The flagship news publication of the People’s Bank of China (PBOC) has called for leverage ratios to be kept under control in the government, state-owned enterprise and real estate sectors.
In an article entitled “Control the Three Main Forms of Macro-leverage, Advance High-quality Economic Growth” (控制三大主体宏观杠杆率 推动经济高质量发展) published by PBOC’s Financial News, Xu Beibei ( 徐贝贝) points out that “China’s economic structural adjustments and reforms face new challenges following the emergence of external pressures such as instability in emerging financial markets and Sino-US trade frictions.”
The publication of the PBOC article arrives following a shift in the central bank’s monetary policy stance to “rationally ample” from “rationally stable,” as well as the flagging of more robust stimulus measures and credit extension by Beijing to shore up the Chinese economy amidst escalating Sino-US trade tensions.
The PBOC article nonetheless reiterates the need to drive further deleveraging in the government, state-owned enterprise and real estate sectors.
It quotes Zhou Yanli (周延礼), former vice-chair of the China Insurance Regulatory Commission (CIRC), as saying that “reducing government sector leverage ratios is a key project for deleveraging.”
Zhou highlights several factors that continue to drive government leverage ratios higher including:
i) Local government bearing the task of driving local economic growth, in tandem with a misallocation of fiscal and market rights, leading to the large-scale formation of local government refinancing platforms and debt increases;
ii) The implementation of counter-cyclical leveraging measures by government in order to stabilise the economy and employment amidst heavy downward pressure on the economy;
iii) The indirect financing market causing severe “segregation” of Chinese financial markets with the real economy seeing low rates of return, which is also an endogenous reason for high corporate leverage.

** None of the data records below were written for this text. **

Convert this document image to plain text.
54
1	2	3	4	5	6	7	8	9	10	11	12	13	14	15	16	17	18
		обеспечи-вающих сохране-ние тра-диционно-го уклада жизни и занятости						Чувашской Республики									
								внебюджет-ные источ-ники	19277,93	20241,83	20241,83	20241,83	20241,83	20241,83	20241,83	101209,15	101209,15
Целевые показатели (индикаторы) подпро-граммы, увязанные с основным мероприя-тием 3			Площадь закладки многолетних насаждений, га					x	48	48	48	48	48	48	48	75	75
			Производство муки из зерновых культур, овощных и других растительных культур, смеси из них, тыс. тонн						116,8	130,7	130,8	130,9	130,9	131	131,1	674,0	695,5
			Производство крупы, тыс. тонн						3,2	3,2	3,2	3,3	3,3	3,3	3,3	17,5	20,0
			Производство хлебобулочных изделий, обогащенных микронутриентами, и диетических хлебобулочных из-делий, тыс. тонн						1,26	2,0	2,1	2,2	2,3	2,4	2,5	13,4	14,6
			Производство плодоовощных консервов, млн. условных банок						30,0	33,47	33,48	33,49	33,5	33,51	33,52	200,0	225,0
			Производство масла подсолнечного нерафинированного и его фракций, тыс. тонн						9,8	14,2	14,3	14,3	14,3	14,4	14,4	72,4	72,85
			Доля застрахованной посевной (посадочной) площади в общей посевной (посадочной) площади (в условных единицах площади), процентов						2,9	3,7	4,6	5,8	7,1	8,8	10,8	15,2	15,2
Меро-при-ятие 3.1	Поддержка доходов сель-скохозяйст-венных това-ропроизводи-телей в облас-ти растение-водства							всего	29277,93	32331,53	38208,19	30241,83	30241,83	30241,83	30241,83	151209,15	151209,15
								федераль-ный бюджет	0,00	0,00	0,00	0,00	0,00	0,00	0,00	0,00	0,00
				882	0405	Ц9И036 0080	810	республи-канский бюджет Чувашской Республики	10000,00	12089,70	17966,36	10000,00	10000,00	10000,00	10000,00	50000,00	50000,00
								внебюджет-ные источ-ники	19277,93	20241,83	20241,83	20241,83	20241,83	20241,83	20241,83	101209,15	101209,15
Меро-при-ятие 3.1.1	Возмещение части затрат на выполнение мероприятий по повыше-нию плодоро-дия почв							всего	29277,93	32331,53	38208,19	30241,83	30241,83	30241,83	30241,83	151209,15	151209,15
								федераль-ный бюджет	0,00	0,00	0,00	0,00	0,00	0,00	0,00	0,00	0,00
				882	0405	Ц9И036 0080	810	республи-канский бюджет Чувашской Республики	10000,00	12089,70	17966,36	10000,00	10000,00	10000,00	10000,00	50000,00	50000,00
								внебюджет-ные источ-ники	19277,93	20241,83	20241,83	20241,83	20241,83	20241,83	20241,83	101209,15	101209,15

With regard to SOE deleveraging, Zhou said that regulators need to first determine which loss-incurring companies are the result of market “clearance” or are even zombie enterprises, and which are enterprises that continue to retain growth potential despite high debt ratios.
Should SOE’s belong to the later category, Zhou said deleveraging work should continue.
With regard to real estate deleveraging, the PBOC article highlights the effectiveness of the “German prescription” as a means of averting market bubbles
“The real estate markets of many countries around the world have problems with bubbles, but Germany is the exception,” said the chief representative of the German International Cooperative Agency in China (GIZ).
“From the 1970’s until now, the German real estate price index has been basically stable…..the biggest difference compared to the real estate financing of other countries is that German interest rates are extremely stable, while the loan and real estate price ratio tends to be low, at around 60%.”
The PBOC article also highlights the establishment of a strong tenant protection system in Germany, which confers greater protections the longer the period of residency.